Funeral director is not exactly the kind of enterprise someone is prepared to comparison-shop for, but still, as with other services, the more options, the better for consumers. People are more likely to face a wider range of price and service options if there’s more competition.

But of course, service providers know they won’t be able to charge as much for their services when there’s more competition. That’s why the only consistent research finding about occupational licensing is that it boosts the earnings of people in licensed professions by limiting their competition. (Watch out when special interests get the ear of legislators to curtail their “ruinous competition”!)

How risky would be a funeral presided over by a lesser-licensed funeral director? Carolina Journal’s Lindsay Marchello writes about a funeral director licensed in Vermont who can’t get a license in North Carolina because Vermont’s licensing requirements aren’t considered “substantially similar” to North Carolina’s.

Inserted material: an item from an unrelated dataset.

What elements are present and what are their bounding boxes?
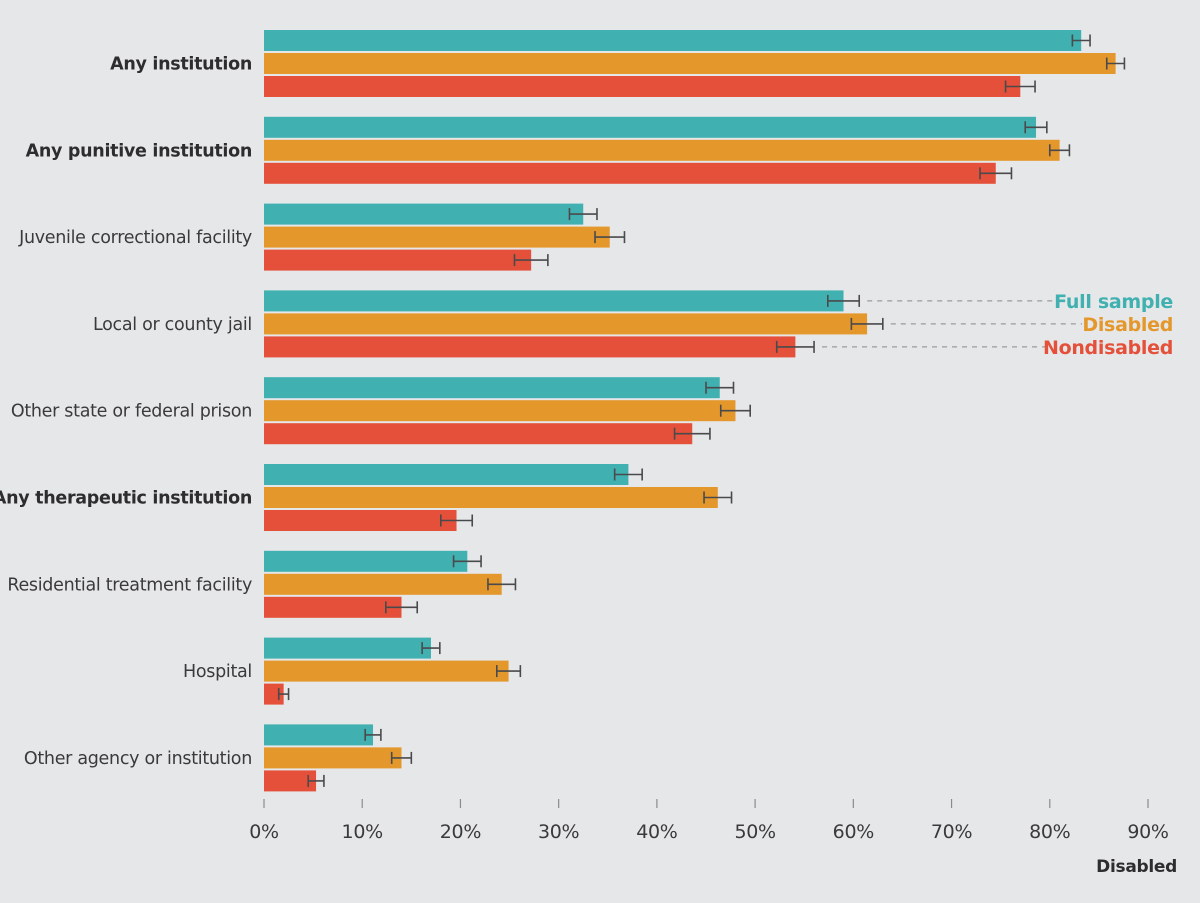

I gave Marchello a broad reaction to the idea:

“Any time North Carolina makes it harder for someone to enter a profession here than in another state, I think it ought to trigger a rethink of our requirements,” Sanders said. “Is Vermont a ‘Wild West’ of funeral directors?”

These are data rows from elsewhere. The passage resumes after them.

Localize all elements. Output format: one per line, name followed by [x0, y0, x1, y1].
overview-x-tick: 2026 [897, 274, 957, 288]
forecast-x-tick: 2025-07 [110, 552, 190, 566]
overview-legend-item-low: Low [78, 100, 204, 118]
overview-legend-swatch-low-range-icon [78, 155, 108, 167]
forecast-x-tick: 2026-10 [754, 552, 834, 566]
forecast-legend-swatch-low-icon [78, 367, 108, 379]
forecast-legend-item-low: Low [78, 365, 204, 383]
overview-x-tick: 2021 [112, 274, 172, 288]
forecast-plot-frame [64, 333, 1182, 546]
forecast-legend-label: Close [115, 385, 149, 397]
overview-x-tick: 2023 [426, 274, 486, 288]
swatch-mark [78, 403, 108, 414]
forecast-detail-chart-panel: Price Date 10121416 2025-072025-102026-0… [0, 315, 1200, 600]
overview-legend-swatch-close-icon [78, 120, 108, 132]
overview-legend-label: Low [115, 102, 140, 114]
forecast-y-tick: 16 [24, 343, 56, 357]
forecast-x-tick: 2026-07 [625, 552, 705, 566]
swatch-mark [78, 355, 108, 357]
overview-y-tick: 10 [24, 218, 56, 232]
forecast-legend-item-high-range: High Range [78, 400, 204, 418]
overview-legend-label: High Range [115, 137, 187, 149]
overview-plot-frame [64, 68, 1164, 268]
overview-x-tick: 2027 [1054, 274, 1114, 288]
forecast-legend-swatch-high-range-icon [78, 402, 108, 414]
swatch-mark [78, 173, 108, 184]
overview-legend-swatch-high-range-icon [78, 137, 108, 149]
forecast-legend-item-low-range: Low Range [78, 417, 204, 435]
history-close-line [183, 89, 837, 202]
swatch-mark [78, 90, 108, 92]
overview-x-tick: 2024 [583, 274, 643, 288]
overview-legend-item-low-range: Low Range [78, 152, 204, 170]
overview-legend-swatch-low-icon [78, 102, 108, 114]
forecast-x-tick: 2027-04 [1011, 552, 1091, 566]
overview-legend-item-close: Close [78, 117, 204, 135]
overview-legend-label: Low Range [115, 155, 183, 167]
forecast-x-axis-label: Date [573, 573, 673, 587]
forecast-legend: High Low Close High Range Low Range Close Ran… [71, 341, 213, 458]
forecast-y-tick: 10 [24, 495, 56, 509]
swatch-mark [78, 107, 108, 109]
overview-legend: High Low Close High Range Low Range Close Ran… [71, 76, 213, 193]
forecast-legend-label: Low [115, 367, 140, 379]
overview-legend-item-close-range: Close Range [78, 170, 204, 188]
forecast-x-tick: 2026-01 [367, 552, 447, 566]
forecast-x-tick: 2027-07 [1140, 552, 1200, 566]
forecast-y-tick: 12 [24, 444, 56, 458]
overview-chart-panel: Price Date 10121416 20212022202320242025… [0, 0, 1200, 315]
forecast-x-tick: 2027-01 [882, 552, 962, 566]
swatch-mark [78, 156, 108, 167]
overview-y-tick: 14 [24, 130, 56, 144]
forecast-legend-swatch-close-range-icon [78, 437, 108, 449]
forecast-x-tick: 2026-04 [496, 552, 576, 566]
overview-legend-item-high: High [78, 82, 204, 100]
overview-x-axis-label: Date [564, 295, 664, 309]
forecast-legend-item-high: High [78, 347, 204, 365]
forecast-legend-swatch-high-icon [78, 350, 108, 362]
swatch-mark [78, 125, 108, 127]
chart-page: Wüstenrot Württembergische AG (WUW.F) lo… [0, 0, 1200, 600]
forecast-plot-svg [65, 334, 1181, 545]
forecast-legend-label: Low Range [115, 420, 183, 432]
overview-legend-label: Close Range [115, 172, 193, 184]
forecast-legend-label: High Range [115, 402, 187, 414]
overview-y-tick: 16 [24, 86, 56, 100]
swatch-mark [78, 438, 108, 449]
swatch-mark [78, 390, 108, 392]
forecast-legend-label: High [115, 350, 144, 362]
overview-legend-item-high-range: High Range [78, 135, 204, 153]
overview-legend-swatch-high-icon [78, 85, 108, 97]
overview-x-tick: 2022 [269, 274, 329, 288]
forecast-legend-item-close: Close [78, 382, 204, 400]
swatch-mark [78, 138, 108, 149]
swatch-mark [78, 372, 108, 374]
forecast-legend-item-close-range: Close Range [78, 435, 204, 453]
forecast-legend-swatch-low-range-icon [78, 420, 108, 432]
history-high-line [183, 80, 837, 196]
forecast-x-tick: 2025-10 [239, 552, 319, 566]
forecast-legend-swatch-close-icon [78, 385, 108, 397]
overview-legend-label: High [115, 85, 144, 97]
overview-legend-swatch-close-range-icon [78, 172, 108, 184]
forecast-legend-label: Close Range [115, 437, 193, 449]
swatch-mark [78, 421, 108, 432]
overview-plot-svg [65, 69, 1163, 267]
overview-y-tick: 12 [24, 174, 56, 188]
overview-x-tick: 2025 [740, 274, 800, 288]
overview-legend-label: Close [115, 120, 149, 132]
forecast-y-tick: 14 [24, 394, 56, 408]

In my 2013 report on occupational licensing in North Carolina, “Guild By Association,” I argued for adopting what I called the “least-cost state” principle in licensing:

For job categories that continue to be licensed in North Carolina, the boards should examine what other states require of licensees in those jobs and, where another state’s standards are less burdensome on prospective workers(in hours of training, for example, or in licensing fees or in ongoing license renewal), adopt the less burdensome standard.

After all, it’s not just that licensing limits competition and consumer choice, strict license requirements raise costs even higher and limits competition and consumer choice even more.